The fines were imposed after the Bank of Italy completed a thorough inquiry into risky dealings that forced the Tuscan bank to book hundreds of millions of euros of additional losses.
"The Bank of Italy has imposed triple legal maximums against the former board of directors, the three (internal) auditors and other top managers, for a total of about 5 million euros," one of the sources said.
Under the law, the maximums can be exceeded in very serious cases and when more than one violation has occurred.
Both the Bank of Italy and Monte dei Paschi declined to comment on the case.
Bank of Italy Governor Ignazio Visco approved the sanctions on March 28, the sources said.

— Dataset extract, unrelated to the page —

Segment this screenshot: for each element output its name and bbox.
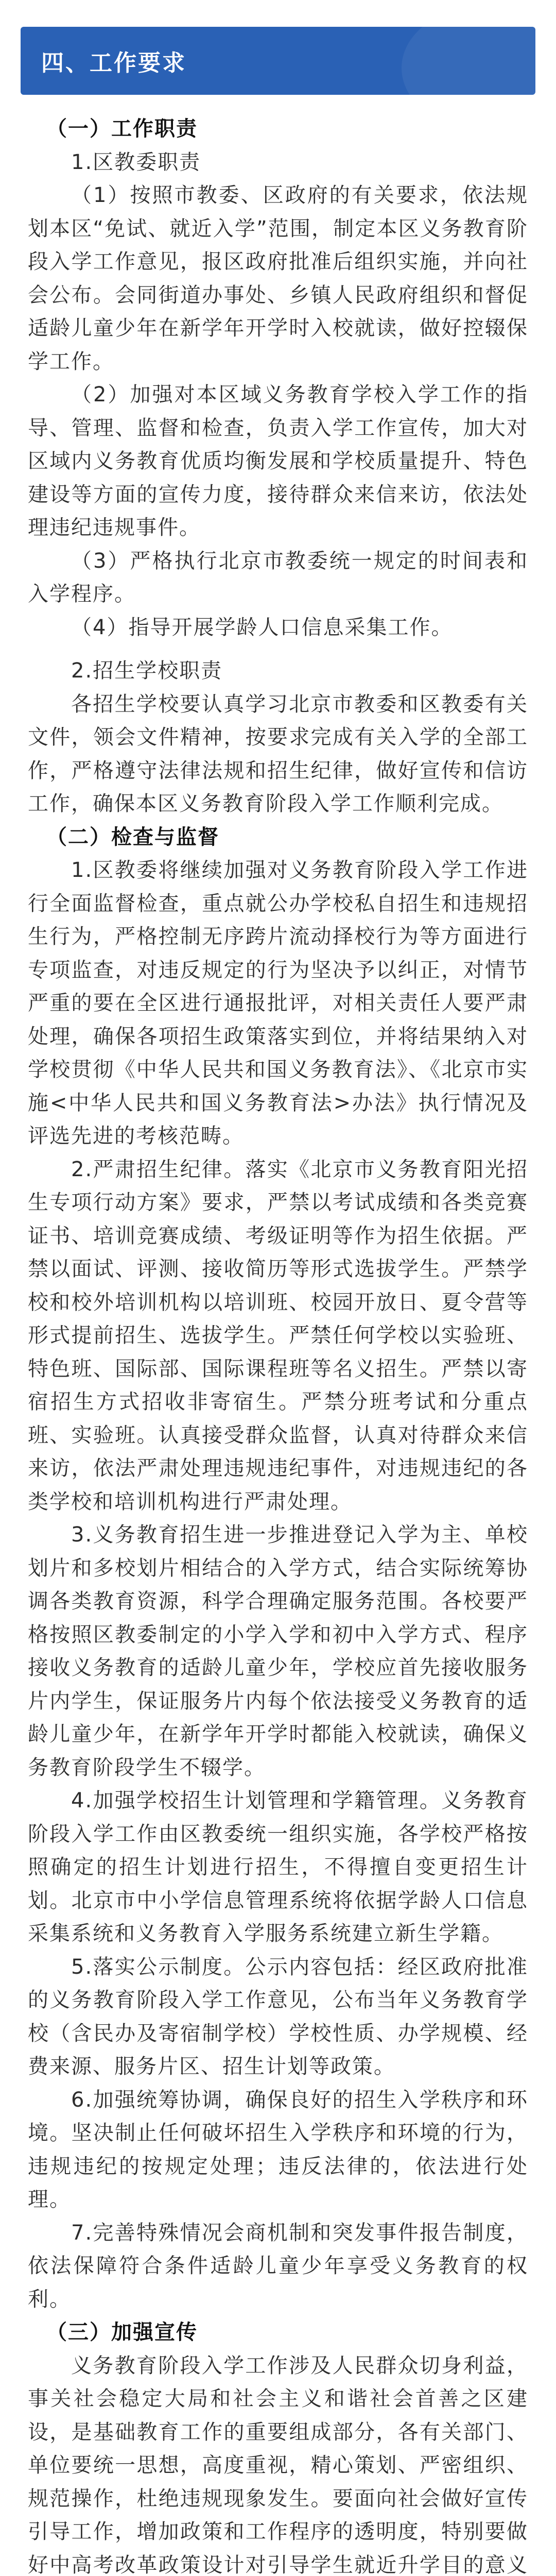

Former Chairman Giuseppe Mussari and former director general Antonio Vigni were both fined around 500,000 euros, the sources said, and Gianluca Baldassarri, the former head of the finance division who has been arrested for his role in executing the structured trade, was also fined.
Efforts to reach Mussari and Vigni for comment were not successful, and Baldassarri could not be reached in jail.
Risky derivatives trades at Monte dei Paschi were partly behind huge losses that forced Italy's third biggest lender to take a state bailout last month.
The bank is currently under investigation in Siena for allegedly failing to disclose the true nature of a number of complex derivative trades.
The bank posted last week a wider-than-expected 3.2 billion euro loss last year due to higher loan loss charged and losses on the structured deals.